What is the relationship between Markov Decision Processes and Reinforcement Learning?
Could we say RL and DP are two types of MDP?
What is the relationship between Markov Decision Processes and Reinforcement Learning?
Could we say RL and DP are two types of MDP?
What is the relationship between Markov Decision Processes and Reinforcement Learning?
In Reinforcement Learning (RL), the problem to resolve is described as a Markov Decision Process (MDP). Theoretical results in RL rely on the MDP description being a correct match to the problem. If your problem is well described as a MDP, then RL may be a good framework to use to find solutions. That does not mean you need to fully describe the MDP (all the transition probabilities), just that you expect an MDP model could be made or discovered.
Conversely, if you cannot map your problem onto a MDP, then the theory behind RL makes no guarantees of any useful result.
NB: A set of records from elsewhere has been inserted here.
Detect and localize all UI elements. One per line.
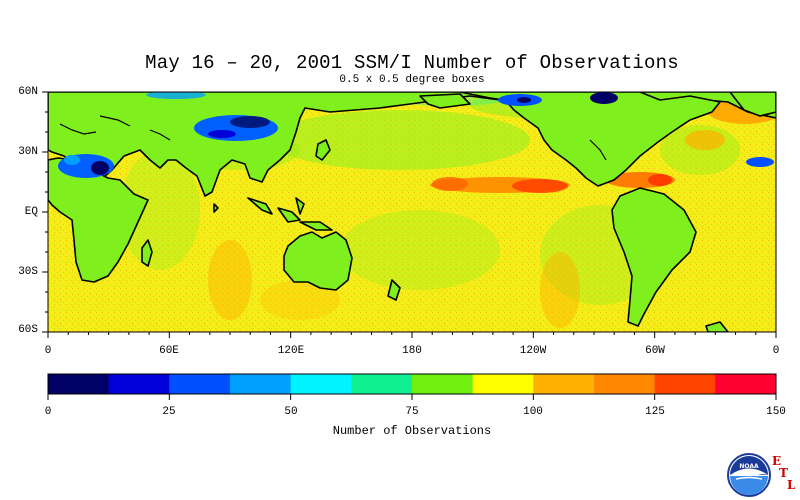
colorbar-label-150: 150 [766, 406, 786, 418]
colorbar-label-50: 50 [284, 406, 298, 418]
lon-label-60w: 60W [645, 345, 665, 357]
noaa-etl-logo: NOAA E T L [724, 452, 796, 498]
map-ticks [42, 91, 777, 338]
colorbar-label-100: 100 [523, 406, 543, 418]
colorbar-swatch-4 [290, 374, 352, 394]
lat-label-eq: EQ [24, 206, 38, 218]
colorbar-swatch-0 [48, 374, 110, 394]
lon-label-0-east: 0 [772, 345, 780, 357]
lat-label-30s: 30S [18, 266, 38, 278]
colorbar-swatch-8 [533, 374, 595, 394]
noaa-text: NOAA [739, 463, 759, 470]
colorbar-swatch-6 [412, 374, 474, 394]
indonesia-landmass [247, 197, 333, 231]
lat-label-30n: 30N [18, 146, 38, 158]
madagascar-landmass [141, 239, 153, 267]
colorbar-swatch-11 [715, 374, 777, 394]
chart-title: May 16 – 20, 2001 SSM/I Number of Observ… [145, 52, 679, 74]
colorbar-swatch-1 [108, 374, 170, 394]
noaa-emblem-icon: NOAA [727, 453, 771, 497]
logo-letter-t: T [779, 466, 788, 480]
colorbar-label-0: 0 [44, 406, 52, 418]
chart-subtitle: 0.5 x 0.5 degree boxes [339, 74, 485, 86]
colorbar-swatch-5 [351, 374, 413, 394]
greenland-landmass [729, 92, 776, 117]
colorbar-label-25: 25 [162, 406, 176, 418]
colorbar-swatch-9 [594, 374, 656, 394]
colorbar-label-125: 125 [645, 406, 665, 418]
lat-label-60n: 60N [18, 86, 38, 98]
alaska-landmass [419, 93, 471, 109]
colorbar-swatch-7 [472, 374, 534, 394]
logo-letter-l: L [787, 478, 796, 492]
lon-label-120e: 120E [277, 345, 305, 357]
new-zealand-landmass [387, 279, 401, 301]
colorbar-swatch-3 [230, 374, 292, 394]
colorbar [47, 373, 777, 400]
lat-label-60s: 60S [18, 324, 38, 336]
logo-letter-e: E [772, 454, 782, 468]
ocean-coastlines [59, 115, 607, 161]
antarctic-peninsula-landmass [705, 321, 729, 332]
colorbar-swatch-2 [169, 374, 231, 394]
low-observation-areas [58, 92, 774, 178]
lon-label-180: 180 [402, 345, 422, 357]
colorbar-swatches [48, 374, 777, 394]
colorbar-label-75: 75 [405, 406, 419, 418]
sri-lanka-landmass [213, 203, 219, 213]
lon-label-60e: 60E [159, 345, 179, 357]
japan-landmass [315, 139, 331, 161]
north-america-landmass [459, 92, 721, 187]
colorbar-ticks [47, 394, 777, 400]
colorbar-title: Number of Observations [332, 424, 492, 438]
lon-label-120w: 120W [519, 345, 547, 357]
south-america-landmass [611, 187, 697, 327]
australia-landmass [283, 231, 353, 291]
colorbar-swatch-10 [654, 374, 716, 394]
map-field [48, 92, 776, 332]
lon-label-0: 0 [44, 345, 52, 357]
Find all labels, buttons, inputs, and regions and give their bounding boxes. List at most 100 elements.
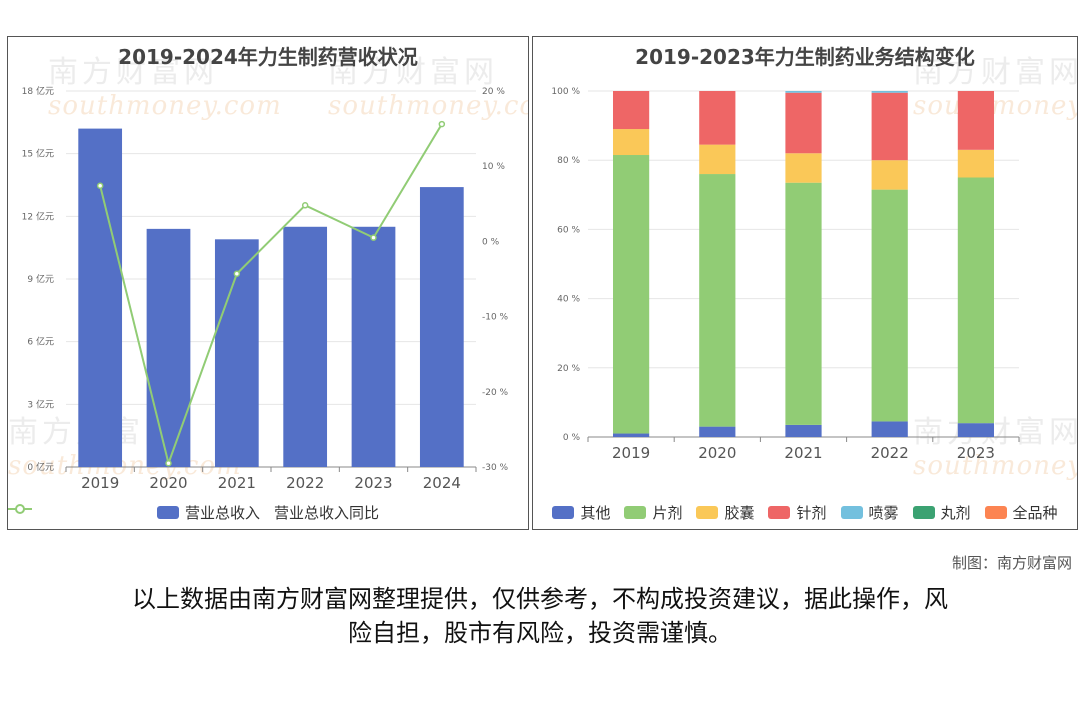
legend-label: 丸剂 — [940, 504, 971, 522]
segment-片剂-2022 — [871, 189, 908, 422]
legend-swatch — [840, 506, 863, 519]
segment-喷雾-2021 — [785, 91, 822, 93]
legend-item-revenue-yoy[interactable]: 营业总收入同比 — [8, 502, 380, 523]
y-tick-label: 18 亿元 — [22, 85, 54, 97]
segment-针剂-2023 — [957, 91, 995, 150]
legend-item-胶囊[interactable]: 胶囊 — [696, 502, 754, 523]
y2-tick-label: 10 % — [482, 162, 505, 172]
segment-胶囊-2023 — [957, 149, 995, 178]
segment-针剂-2022 — [871, 92, 908, 161]
y2-tick-label: 0 % — [482, 237, 500, 247]
legend-label: 针剂 — [796, 504, 827, 522]
segment-喷雾-2022 — [871, 91, 908, 93]
segment-片剂-2019 — [612, 155, 650, 434]
x-tick-label: 2021 — [218, 474, 256, 492]
legend-item-全品种[interactable]: 全品种 — [984, 502, 1058, 523]
y-tick-label: 20 % — [557, 364, 580, 374]
y-tick-label: 100 % — [551, 87, 580, 97]
disclaimer: 以上数据由南方财富网整理提供，仅供参考，不构成投资建议，据此操作，风 险自担，股… — [60, 582, 1020, 650]
segment-片剂-2020 — [699, 174, 736, 427]
segment-胶囊-2022 — [871, 160, 908, 190]
bar-revenue-2023 — [351, 226, 396, 467]
point-yoy-2021 — [233, 270, 241, 277]
point-yoy-2019 — [96, 182, 104, 190]
y-tick-label: 9 亿元 — [27, 273, 54, 285]
revenue-chart: 0 亿元 3 亿元 6 亿元 9 亿元 12 亿元 15 亿元 18 亿元 -30 % -20 … — [22, 85, 509, 492]
bar-revenue-2024 — [419, 187, 464, 468]
point-yoy-2024 — [438, 120, 446, 128]
chart-credit: 制图：南方财富网 — [951, 554, 1072, 572]
legend-label: 其他 — [580, 504, 611, 522]
y-tick-label: 60 % — [557, 225, 580, 235]
segment-其他-2021 — [785, 424, 822, 437]
revenue-chart-legend: 营业总收入 营业总收入同比 — [8, 502, 528, 523]
bar-revenue-2019 — [78, 128, 123, 467]
legend-item-其他[interactable]: 其他 — [552, 502, 610, 523]
legend-swatch — [552, 506, 575, 519]
y-tick-label: 15 亿元 — [22, 148, 54, 160]
segment-胶囊-2020 — [699, 144, 736, 175]
segment-其他-2022 — [871, 421, 908, 437]
y2-tick-label: -10 % — [482, 313, 509, 323]
legend-item-片剂[interactable]: 片剂 — [624, 502, 682, 523]
segment-其他-2019 — [612, 433, 650, 437]
legend-label: 喷雾 — [868, 504, 899, 522]
segment-针剂-2019 — [612, 91, 650, 130]
structure-chart-legend: 其他 片剂 胶囊 针剂 喷雾 丸剂 全品种 — [533, 502, 1077, 523]
legend-label: 片剂 — [652, 504, 683, 522]
segment-其他-2023 — [957, 423, 995, 437]
y-tick-label: 12 亿元 — [22, 210, 54, 222]
x-tick-label: 2020 — [149, 474, 187, 492]
segment-胶囊-2021 — [785, 153, 822, 183]
segment-针剂-2020 — [699, 91, 736, 145]
legend-swatch — [768, 506, 791, 519]
bar-revenue-2021 — [214, 239, 259, 467]
x-tick-label: 2023 — [957, 444, 995, 462]
structure-chart-title: 2019-2023年力生制药业务结构变化 — [635, 45, 975, 69]
legend-item-丸剂[interactable]: 丸剂 — [912, 502, 971, 523]
segment-胶囊-2019 — [612, 129, 650, 156]
point-yoy-2020 — [165, 459, 172, 467]
legend-label: 胶囊 — [724, 504, 755, 522]
x-tick-label: 2022 — [286, 474, 324, 492]
legend-item-喷雾[interactable]: 喷雾 — [840, 502, 899, 523]
x-tick-label: 2022 — [871, 444, 909, 462]
legend-item-revenue[interactable]: 营业总收入 — [156, 502, 260, 523]
bar-revenue-2020 — [146, 228, 191, 467]
x-tick-label: 2019 — [81, 474, 119, 492]
disclaimer-line: 以上数据由南方财富网整理提供，仅供参考，不构成投资建议，据此操作，风 — [132, 585, 948, 613]
y-tick-label: 0 % — [563, 433, 581, 443]
revenue-chart-title: 2019-2024年力生制药营收状况 — [118, 45, 418, 69]
legend-swatch — [624, 506, 647, 519]
y-tick-label: 0 亿元 — [27, 461, 54, 473]
segment-针剂-2021 — [785, 92, 822, 154]
x-tick-label: 2020 — [698, 444, 736, 462]
segment-片剂-2021 — [785, 182, 822, 425]
segment-其他-2020 — [699, 426, 736, 437]
point-yoy-2022 — [301, 202, 309, 209]
legend-item-针剂[interactable]: 针剂 — [768, 502, 827, 523]
point-yoy-2023 — [370, 234, 377, 241]
x-tick-label: 2019 — [612, 444, 650, 462]
legend-label: 全品种 — [1012, 504, 1058, 522]
y-tick-label: 80 % — [557, 156, 580, 166]
x-tick-label: 2024 — [423, 474, 461, 492]
x-tick-label: 2021 — [784, 444, 822, 462]
legend-swatch-bar — [156, 506, 179, 519]
y-tick-label: 3 亿元 — [27, 398, 54, 410]
segment-片剂-2023 — [957, 177, 995, 424]
disclaimer-line: 险自担，股市有风险，投资需谨慎。 — [348, 619, 732, 647]
y2-tick-label: -20 % — [482, 388, 509, 398]
legend-swatch — [696, 506, 719, 519]
legend-label: 营业总收入 — [184, 504, 260, 522]
y2-tick-label: -30 % — [482, 463, 509, 473]
legend-label: 营业总收入同比 — [274, 504, 380, 522]
x-tick-label: 2023 — [354, 474, 392, 492]
legend-swatch — [912, 506, 935, 519]
y-tick-label: 40 % — [557, 295, 580, 305]
bar-revenue-2022 — [283, 226, 328, 467]
structure-chart: 0 % 20 % 40 % 60 % 80 % 100 % 2019 2020 2021 2022… — [551, 87, 1020, 462]
y-tick-label: 6 亿元 — [27, 336, 54, 348]
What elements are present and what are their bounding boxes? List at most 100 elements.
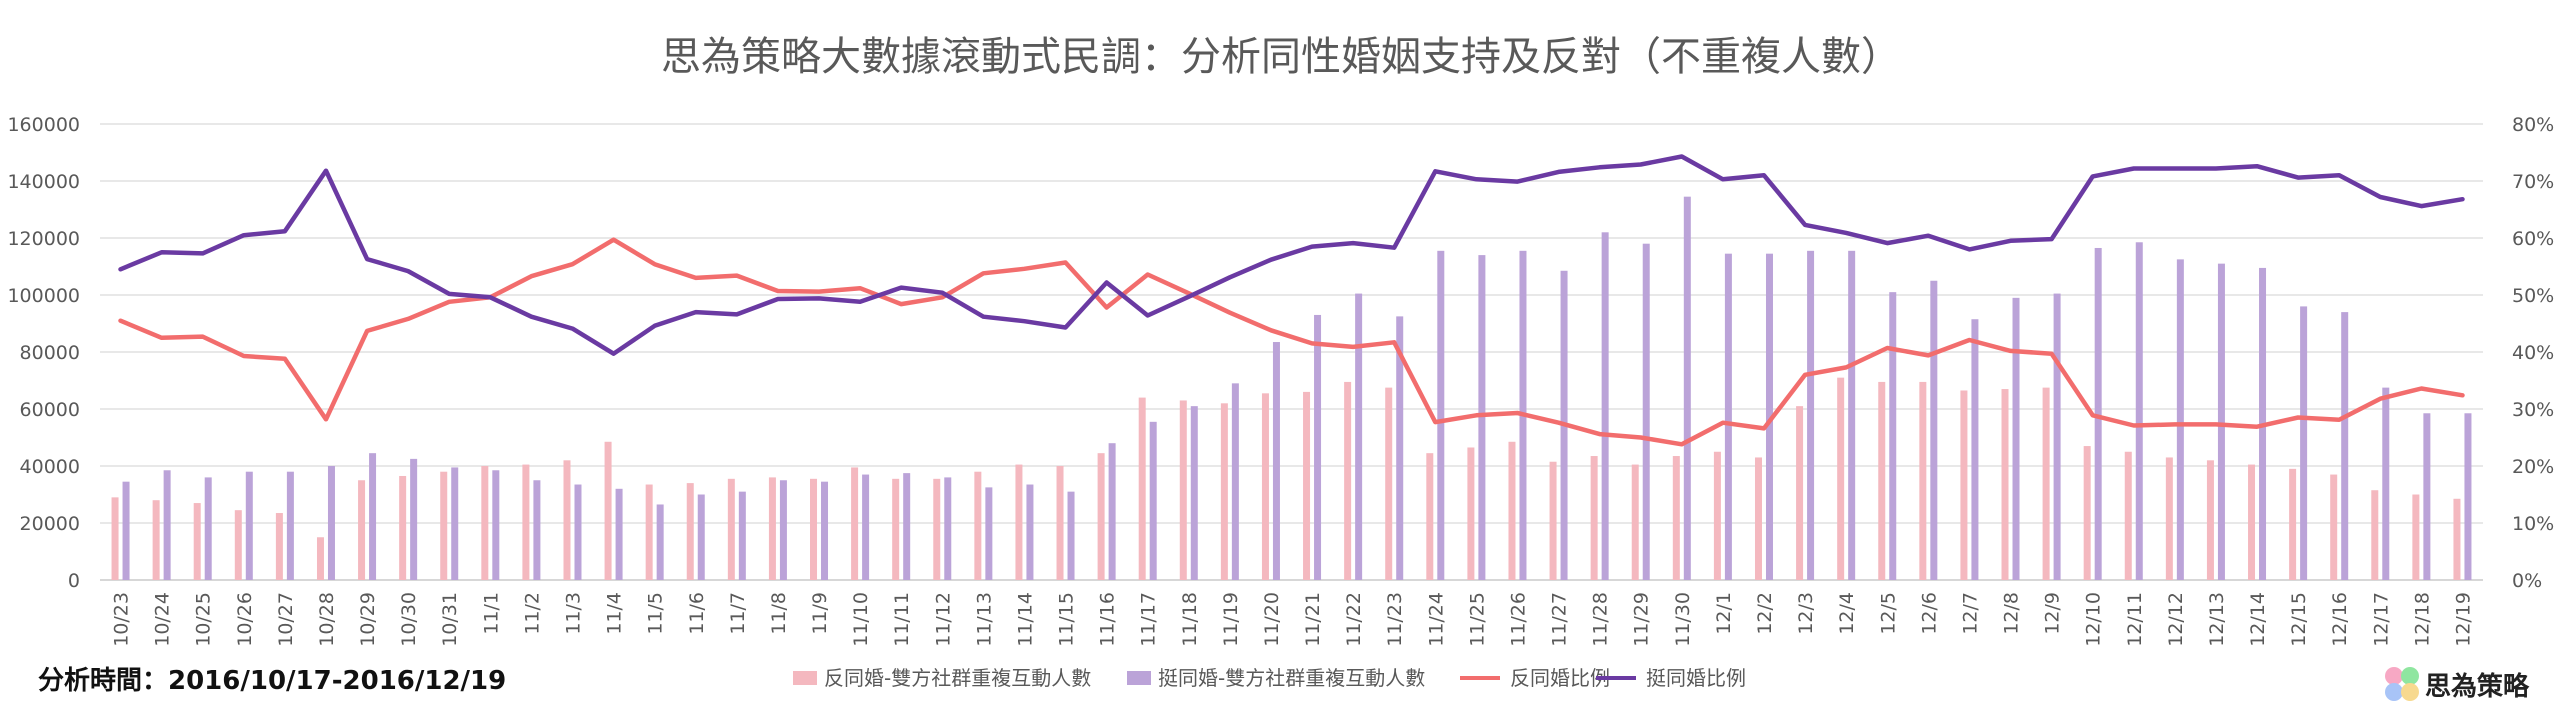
support-count-bar	[615, 488, 623, 580]
support-count-bar	[204, 477, 212, 580]
legend-label-support-ratio: 挺同婚比例	[1646, 666, 1746, 690]
oppose-count-bar	[1919, 381, 1927, 580]
x-axis-tick-label: 12/10	[2083, 592, 2105, 647]
support-count-bar	[1889, 292, 1897, 580]
oppose-count-bar	[1179, 400, 1187, 580]
support-count-bar	[1971, 319, 1979, 580]
x-axis-tick-label: 12/19	[2452, 592, 2474, 647]
support-count-bar	[1765, 253, 1773, 581]
x-axis-tick-label: 12/15	[2288, 592, 2310, 647]
support-count-bar	[944, 477, 952, 580]
x-axis-tick-label: 12/4	[1836, 592, 1858, 635]
x-axis-tick-label: 11/24	[1425, 592, 1447, 647]
oppose-count-bar	[768, 477, 776, 580]
oppose-count-bar	[974, 471, 982, 580]
x-axis-tick-label: 12/9	[2042, 592, 2064, 635]
x-axis-tick-label: 12/18	[2411, 592, 2433, 647]
support-count-bar	[1478, 255, 1486, 580]
support-count-bar	[2423, 413, 2431, 580]
support-count-bar	[2053, 293, 2061, 580]
oppose-count-bar	[933, 478, 941, 580]
x-axis-tick-label: 10/28	[316, 592, 338, 647]
oppose-count-bar	[563, 460, 571, 580]
oppose-count-bar	[2412, 494, 2420, 580]
left-axis-tick-label: 140000	[7, 171, 80, 193]
x-axis-tick-label: 11/9	[809, 592, 831, 635]
oppose-count-bar	[522, 464, 530, 580]
oppose-count-bar	[2330, 474, 2338, 580]
x-axis-tick-label: 12/3	[1795, 592, 1817, 635]
oppose-count-bar	[2083, 446, 2091, 580]
logo-circle-yellow	[2401, 683, 2419, 701]
oppose-count-bar	[1220, 403, 1228, 580]
oppose-count-bar	[892, 478, 900, 580]
lines	[118, 154, 2465, 447]
oppose-count-bar	[1672, 456, 1680, 580]
support-count-bar	[1108, 443, 1116, 580]
oppose-count-bar	[1097, 453, 1105, 580]
support-count-bar	[163, 470, 171, 580]
left-axis-tick-label: 20000	[20, 513, 80, 535]
x-axis-tick-label: 11/5	[645, 592, 667, 635]
support-count-bar	[1272, 342, 1280, 580]
support-count-bar	[2341, 312, 2349, 580]
logo-circle-pink	[2385, 667, 2403, 685]
oppose-count-bar	[152, 500, 160, 580]
left-axis-tick-label: 0	[68, 570, 80, 592]
support-count-bar	[574, 484, 582, 580]
support-count-bar	[245, 471, 253, 580]
support-count-bar	[1848, 250, 1856, 580]
support-count-bar	[1601, 232, 1609, 581]
x-axis-tick-label: 12/5	[1877, 592, 1899, 635]
x-axis-tick-label: 11/2	[521, 592, 543, 635]
x-axis-tick-label: 12/12	[2165, 592, 2187, 647]
right-axis-tick-label: 0%	[2512, 570, 2542, 592]
oppose-count-bar	[1837, 377, 1845, 580]
x-axis-tick-label: 10/29	[357, 592, 379, 647]
right-axis-tick-label: 20%	[2512, 456, 2554, 478]
oppose-count-bar	[2248, 464, 2256, 580]
support-count-bar	[738, 491, 746, 580]
support-count-bar	[1396, 316, 1404, 580]
support-count-bar	[1026, 484, 1034, 580]
support-count-bar	[2176, 259, 2184, 580]
left-axis-tick-label: 160000	[7, 114, 80, 136]
support-count-bar	[2300, 306, 2308, 580]
legend-label-oppose-ratio: 反同婚比例	[1510, 666, 1610, 690]
oppose-count-bar	[1138, 397, 1146, 580]
x-axis-tick-label: 10/26	[234, 592, 256, 647]
x-axis-tick-label: 12/16	[2329, 592, 2351, 647]
support-count-bar	[1314, 314, 1322, 580]
oppose-count-bar	[1754, 457, 1762, 580]
logo-circle-green	[2401, 667, 2419, 685]
x-axis-tick-label: 11/25	[1466, 592, 1488, 647]
analysis-period-text: 分析時間：2016/10/17-2016/12/19	[38, 666, 506, 696]
x-axis-tick-label: 10/30	[398, 592, 420, 647]
support-count-bar	[1149, 421, 1157, 580]
support-count-bar	[2135, 242, 2143, 580]
legend-swatch-oppose-count	[793, 671, 817, 685]
bars	[111, 196, 2472, 581]
support-count-bar	[1683, 196, 1691, 581]
right-axis-tick-label: 60%	[2512, 228, 2554, 250]
x-axis-tick-label: 11/16	[1097, 592, 1119, 647]
x-axis-tick-label: 12/1	[1713, 592, 1735, 635]
x-axis-tick-label: 11/6	[686, 592, 708, 635]
x-axis-tick-label: 11/21	[1302, 592, 1324, 647]
oppose-count-bar	[275, 513, 283, 580]
left-axis-tick-label: 40000	[20, 456, 80, 478]
oppose-count-bar	[440, 471, 448, 580]
legend-label-oppose-count: 反同婚-雙方社群重複互動人數	[824, 666, 1091, 690]
oppose-count-bar	[1426, 453, 1434, 580]
x-axis-tick-label: 12/13	[2206, 592, 2228, 647]
oppose-count-bar	[2001, 389, 2009, 580]
support-count-bar	[1067, 491, 1075, 580]
oppose-count-bar	[686, 483, 694, 580]
oppose-count-bar	[1303, 391, 1311, 580]
legend-label-support-count: 挺同婚-雙方社群重複互動人數	[1158, 666, 1425, 690]
x-axis-tick-label: 10/23	[111, 592, 133, 647]
oppose-count-bar	[810, 478, 818, 580]
oppose-count-bar	[851, 467, 859, 580]
x-axis-tick-label: 11/12	[932, 592, 954, 647]
oppose-count-bar	[1713, 451, 1721, 580]
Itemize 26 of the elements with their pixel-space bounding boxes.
One key factor that affects how well RL will work is that the states should have the Markov property - that the value of the current state is enough knowledge to fix immediate transition probabilities and immediate rewards following an action choice. Again you don't need to know in advance what those are, just that this relationship is expected to be reliable and stable. If it is not reliable, you may have a POMDP. If it is not stable, you may have a non-stationary problem. In either case, if the difference from a more strictly defined MDP is small enough, you may still get away with using RL techniques or need to adapt them slightly.
Could we say RL and DP are two types of MDP?
I'm assuming by "DP" you mean Dynamic Programming, with two variants seen in Reinforcement Learning: Policy Iteration and Value Iteration.
In which case, the answer to your question is "No". I would say the following relationships are correct:
DP is one type of RL. More specifically, it is a value-based, model-based, bootstrapping and off-policy algorithm. All of those traits can vary.
DP requires that you fully describe the MDP, with known transition probabilities and reward distributions, which the DP algorithm uses. That's what makes it model-based.
The general relationship between RL and MDP is that RL is a framework for solving problems that can be expressed as MDPs.